Dia mengatakan mereka yang menentang tindakan militer di Rafah, kota paling selatan Gaza, tempat sekitar 1,5 juta orang mengungsi, pada dasarnya mengatakan kepada negara tersebut untuk “kalah perang”, dan menambahkan bahwa pasukannya akan tetap ikut serta bahkan jika kesepakatan mengenai sandera tercapai.
Pada hari-hari awal perang, Israel menginstruksikan warga Palestina untuk mencari perlindungan di Rafah sementara tentara Israel menyerang kota-kota di utara.
Pihak berwenang Israel mengatakan pekan ini bahwa mereka ingin warga sipil pindah ke apa yang mereka sebut sebagai “zona kemanusiaan” – sebuah jalur tipis yang sebagian besar merupakan lahan pertanian di sepanjang pantai Mediterania yang dikenal sebagai al-Mawasi.
Presiden Biden mendesak Israel untuk tidak melancarkan serangan di Rafah tanpa rencana untuk menjaga keamanan warga sipil.
Netanyahu juga menghadapi tekanan domestik untuk memulangkan para sandera yang masih berada di Gaza.

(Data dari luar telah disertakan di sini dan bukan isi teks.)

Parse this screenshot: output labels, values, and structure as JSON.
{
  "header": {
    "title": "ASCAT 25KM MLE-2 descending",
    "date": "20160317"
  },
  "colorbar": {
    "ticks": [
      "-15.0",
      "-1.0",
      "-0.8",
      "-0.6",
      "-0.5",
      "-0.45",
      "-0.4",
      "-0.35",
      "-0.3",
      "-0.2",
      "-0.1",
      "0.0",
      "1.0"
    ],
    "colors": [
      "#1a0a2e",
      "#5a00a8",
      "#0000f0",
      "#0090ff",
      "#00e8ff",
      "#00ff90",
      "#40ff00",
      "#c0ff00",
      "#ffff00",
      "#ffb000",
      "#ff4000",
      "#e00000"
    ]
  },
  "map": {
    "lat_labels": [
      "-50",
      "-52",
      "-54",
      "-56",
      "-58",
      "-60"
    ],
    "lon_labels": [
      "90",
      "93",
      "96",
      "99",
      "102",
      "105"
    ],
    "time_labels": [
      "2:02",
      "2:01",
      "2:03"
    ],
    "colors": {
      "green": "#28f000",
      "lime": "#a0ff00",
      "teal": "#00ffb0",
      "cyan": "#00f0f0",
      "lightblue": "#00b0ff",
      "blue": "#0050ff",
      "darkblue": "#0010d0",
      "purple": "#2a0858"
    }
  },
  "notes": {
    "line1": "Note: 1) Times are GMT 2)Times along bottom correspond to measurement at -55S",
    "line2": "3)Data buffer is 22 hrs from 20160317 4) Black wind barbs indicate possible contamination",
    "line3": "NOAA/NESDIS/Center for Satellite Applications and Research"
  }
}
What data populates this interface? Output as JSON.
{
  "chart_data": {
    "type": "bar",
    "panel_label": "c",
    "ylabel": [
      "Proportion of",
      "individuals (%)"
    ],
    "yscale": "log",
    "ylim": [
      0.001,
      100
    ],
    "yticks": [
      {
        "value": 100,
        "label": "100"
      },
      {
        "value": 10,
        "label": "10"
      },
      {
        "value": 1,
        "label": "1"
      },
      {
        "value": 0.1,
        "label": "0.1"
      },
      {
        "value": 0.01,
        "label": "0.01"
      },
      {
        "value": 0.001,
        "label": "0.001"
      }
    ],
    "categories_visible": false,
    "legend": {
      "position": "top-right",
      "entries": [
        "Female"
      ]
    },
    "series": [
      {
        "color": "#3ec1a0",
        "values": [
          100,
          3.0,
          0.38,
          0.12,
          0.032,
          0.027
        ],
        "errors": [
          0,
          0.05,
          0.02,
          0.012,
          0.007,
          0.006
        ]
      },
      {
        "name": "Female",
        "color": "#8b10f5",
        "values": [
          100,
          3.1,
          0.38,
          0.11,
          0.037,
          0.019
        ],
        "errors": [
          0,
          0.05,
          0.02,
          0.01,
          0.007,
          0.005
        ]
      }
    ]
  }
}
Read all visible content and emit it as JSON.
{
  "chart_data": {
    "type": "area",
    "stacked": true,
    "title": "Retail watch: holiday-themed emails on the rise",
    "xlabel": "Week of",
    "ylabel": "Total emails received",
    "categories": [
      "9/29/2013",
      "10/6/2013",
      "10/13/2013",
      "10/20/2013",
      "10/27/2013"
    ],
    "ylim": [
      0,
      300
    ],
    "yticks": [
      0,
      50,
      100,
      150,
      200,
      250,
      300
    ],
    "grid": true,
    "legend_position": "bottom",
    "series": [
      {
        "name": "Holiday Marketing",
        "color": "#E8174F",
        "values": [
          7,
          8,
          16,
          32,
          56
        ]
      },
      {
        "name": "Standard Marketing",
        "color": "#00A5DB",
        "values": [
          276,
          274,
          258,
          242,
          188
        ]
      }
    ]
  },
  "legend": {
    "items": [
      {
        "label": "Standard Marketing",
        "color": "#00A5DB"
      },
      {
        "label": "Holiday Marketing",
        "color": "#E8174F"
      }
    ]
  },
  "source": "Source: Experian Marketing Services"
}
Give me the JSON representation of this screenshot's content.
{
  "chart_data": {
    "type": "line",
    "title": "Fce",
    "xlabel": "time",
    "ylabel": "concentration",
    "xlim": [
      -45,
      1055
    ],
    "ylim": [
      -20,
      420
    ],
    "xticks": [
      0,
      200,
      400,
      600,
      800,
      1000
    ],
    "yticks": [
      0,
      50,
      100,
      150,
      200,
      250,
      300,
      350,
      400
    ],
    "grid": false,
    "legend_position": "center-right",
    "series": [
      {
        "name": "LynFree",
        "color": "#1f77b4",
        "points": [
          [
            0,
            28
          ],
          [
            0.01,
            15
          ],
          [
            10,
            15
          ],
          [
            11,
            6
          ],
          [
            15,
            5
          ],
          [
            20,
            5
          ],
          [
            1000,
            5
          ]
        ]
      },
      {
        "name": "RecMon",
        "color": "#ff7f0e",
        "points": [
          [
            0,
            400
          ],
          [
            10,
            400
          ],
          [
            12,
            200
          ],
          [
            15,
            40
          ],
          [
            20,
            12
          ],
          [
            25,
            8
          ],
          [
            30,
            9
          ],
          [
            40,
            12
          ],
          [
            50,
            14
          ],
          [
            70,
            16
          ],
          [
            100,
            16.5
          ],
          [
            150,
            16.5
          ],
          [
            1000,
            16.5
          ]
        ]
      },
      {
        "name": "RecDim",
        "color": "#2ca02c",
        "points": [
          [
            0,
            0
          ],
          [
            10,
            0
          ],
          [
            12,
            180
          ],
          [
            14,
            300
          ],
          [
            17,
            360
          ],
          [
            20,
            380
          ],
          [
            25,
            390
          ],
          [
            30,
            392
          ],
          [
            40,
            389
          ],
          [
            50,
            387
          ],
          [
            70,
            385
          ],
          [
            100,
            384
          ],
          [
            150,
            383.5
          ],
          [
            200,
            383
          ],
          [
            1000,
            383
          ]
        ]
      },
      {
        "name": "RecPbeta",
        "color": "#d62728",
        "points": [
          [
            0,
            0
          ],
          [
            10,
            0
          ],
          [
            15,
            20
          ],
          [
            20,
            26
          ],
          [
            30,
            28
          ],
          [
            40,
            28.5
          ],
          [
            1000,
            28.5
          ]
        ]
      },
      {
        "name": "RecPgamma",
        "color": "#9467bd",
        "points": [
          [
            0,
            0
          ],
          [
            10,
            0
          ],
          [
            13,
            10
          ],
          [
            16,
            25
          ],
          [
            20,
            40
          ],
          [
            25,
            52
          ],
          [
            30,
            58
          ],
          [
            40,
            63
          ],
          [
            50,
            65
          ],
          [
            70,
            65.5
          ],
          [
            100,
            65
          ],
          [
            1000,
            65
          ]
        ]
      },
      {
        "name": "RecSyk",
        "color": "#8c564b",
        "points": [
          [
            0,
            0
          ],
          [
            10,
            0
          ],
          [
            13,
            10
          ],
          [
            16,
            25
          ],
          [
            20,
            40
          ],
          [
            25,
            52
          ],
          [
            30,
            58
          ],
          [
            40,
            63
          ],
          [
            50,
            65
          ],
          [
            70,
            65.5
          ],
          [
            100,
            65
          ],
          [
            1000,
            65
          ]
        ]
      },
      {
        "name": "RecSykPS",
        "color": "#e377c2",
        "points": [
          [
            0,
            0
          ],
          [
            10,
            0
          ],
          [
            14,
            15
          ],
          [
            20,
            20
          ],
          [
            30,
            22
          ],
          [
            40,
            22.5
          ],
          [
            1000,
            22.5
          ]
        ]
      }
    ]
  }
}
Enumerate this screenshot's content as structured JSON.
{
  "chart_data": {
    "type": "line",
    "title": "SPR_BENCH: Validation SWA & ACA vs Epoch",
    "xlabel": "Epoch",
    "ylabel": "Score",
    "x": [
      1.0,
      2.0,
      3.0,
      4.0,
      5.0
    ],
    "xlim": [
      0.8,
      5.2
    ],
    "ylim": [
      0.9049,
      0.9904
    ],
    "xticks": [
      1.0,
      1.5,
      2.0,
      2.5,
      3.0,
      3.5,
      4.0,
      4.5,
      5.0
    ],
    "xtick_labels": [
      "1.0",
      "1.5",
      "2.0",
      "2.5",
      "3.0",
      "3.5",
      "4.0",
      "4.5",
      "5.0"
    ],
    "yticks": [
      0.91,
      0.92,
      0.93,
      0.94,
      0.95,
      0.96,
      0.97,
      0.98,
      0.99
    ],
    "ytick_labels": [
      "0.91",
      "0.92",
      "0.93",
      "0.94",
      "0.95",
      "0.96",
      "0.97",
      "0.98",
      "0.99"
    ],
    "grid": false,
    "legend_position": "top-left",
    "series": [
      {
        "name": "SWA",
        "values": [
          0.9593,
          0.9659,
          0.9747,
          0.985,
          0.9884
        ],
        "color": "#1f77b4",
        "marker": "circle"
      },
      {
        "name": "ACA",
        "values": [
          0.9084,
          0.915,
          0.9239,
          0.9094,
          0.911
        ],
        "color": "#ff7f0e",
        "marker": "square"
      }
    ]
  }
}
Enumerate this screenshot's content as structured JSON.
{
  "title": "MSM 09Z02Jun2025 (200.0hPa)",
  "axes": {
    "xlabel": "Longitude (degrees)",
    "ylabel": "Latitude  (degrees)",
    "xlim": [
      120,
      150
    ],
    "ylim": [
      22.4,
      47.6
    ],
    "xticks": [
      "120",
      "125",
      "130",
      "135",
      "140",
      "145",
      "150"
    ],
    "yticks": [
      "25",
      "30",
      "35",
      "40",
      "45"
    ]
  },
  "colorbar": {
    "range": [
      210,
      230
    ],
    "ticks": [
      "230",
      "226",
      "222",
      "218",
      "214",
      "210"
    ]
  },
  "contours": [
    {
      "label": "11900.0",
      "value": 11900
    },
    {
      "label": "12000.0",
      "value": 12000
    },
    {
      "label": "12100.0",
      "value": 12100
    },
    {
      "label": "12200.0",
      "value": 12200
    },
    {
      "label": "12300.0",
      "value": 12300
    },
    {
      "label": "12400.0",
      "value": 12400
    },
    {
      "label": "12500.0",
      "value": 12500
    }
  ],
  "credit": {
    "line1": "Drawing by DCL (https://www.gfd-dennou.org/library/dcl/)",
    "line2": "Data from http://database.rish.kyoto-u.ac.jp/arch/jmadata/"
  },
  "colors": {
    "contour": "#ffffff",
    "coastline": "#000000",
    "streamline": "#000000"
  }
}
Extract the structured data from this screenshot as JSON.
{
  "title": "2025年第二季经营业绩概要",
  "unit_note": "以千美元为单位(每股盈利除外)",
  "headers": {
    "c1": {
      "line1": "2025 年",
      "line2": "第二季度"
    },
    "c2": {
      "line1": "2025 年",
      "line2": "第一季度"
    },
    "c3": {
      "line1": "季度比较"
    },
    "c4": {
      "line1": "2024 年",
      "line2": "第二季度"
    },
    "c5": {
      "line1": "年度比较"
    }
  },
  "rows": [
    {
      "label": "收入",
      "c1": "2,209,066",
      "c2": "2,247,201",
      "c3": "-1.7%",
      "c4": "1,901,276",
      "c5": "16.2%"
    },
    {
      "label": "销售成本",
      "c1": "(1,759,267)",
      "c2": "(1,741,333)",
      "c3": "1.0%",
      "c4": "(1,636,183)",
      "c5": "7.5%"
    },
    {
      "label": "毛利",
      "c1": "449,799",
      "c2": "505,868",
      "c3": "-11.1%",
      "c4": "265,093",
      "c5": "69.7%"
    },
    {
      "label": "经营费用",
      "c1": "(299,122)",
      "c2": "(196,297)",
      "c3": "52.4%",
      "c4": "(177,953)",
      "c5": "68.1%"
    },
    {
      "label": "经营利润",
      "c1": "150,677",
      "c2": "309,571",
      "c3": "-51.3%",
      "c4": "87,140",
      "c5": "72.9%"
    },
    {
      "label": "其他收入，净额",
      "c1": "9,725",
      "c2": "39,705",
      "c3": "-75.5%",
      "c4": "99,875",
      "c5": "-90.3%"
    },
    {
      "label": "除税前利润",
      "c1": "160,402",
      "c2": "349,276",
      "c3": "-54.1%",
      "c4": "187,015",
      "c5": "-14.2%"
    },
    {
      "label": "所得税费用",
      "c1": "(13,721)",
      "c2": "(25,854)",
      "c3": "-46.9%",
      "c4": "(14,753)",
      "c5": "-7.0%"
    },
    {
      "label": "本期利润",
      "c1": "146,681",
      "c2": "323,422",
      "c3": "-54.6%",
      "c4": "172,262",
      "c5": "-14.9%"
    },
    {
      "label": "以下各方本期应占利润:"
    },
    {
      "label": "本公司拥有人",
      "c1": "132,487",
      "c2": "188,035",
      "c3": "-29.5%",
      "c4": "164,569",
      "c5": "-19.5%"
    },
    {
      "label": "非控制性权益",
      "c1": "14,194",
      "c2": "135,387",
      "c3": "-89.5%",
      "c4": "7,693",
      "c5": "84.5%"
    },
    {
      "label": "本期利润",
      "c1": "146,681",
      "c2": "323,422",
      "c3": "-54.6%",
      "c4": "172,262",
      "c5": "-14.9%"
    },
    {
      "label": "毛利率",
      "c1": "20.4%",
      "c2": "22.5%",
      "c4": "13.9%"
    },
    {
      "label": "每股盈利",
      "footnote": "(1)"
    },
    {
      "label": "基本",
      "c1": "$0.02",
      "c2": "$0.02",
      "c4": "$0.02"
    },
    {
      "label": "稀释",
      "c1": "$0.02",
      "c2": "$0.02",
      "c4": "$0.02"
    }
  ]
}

Ribuan pengunjuk rasa berunjuk rasa di Tel Aviv pada hari Sabtu untuk menyerukan pemilihan umum dini, yang baru dijadwalkan pada tahun 2026. Perdana Menteri Israel menolak seruan serupa dari Partai Likud yang berkuasa untuk mengadakan pemilihan umum segera setelah berakhirnya konflik Gaza, dengan mengatakan bahwa partai tersebut akan segera terpecah. kita “.
Sementara itu, Hamas menuduh Israel kurang maju dalam mencapai kesepakatan gencatan senjata dan mengancam akan menangguhkan partisipasinya jika pasokan kemanusiaan tidak disalurkan ke Gaza utara. Badan-badan bantuan mengatakan mereka semakin khawatir dengan kekurangan makanan, air dan obat-obatan di wilayah tersebut.